Most of us know by now that muscle is much heavier than fat. Good solid muscle, can be over twice as heavy as fat. Simply stepping on a scale to see how much we weigh, leaves a lot unsaid. More effective than trying to reach a certain weight, would be to try to reach a certain body fat percentage. Not all bodies are built the same, and therefore can’t be compared with eachother very well. It’s like comparing watermelons Peaches to plums. It doesn’t work. If some people tried to compete with those weighing down around 120 lbs, they would have to start chopping limbs off to do it.
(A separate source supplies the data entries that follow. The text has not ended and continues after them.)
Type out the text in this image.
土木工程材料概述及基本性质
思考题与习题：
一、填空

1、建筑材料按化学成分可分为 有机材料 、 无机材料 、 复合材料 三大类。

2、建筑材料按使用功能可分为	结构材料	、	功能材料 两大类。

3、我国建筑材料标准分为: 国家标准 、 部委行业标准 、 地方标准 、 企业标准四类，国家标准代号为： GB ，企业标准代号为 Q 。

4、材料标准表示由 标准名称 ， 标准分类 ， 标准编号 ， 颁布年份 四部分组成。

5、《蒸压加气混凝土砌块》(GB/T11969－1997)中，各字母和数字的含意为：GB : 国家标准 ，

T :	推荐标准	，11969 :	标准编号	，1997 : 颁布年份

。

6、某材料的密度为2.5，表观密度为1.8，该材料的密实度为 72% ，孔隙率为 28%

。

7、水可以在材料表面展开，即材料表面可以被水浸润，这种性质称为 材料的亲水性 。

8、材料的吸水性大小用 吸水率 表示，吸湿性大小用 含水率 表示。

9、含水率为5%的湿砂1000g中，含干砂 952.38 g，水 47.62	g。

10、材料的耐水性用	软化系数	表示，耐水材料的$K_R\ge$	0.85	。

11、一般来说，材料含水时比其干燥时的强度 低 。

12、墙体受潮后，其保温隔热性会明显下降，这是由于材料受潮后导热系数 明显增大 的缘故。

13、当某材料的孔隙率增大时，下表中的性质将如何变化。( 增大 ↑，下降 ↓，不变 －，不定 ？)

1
An essential percentage of body fat for men is 3 – 5%, while for women it is 8 – 12%. A healthy amount would be a bit more, and the averages are above that. So, while women try desperately to peel off every ounce of fat, they can often lose too much and become skinny, but unhealthy.

There are many methods of measuring your body fat percentage. None of them are exact, but they give you a good idea. There is the Near-infrared interactance, where an infra-red light beam is sent into your bicep and muscle reflects it while your fat absorbs it. The device measure it and tells you your percentage. It’s safe and easy. There are also scale-like devices that test you electronically. These are simple and accurate. There is a skin-fold method, a height and circumference method, and several others.

Aside from stepping on the scale every day, check out your body fat percentage with any method. This will give you a better representation of how healthy you are.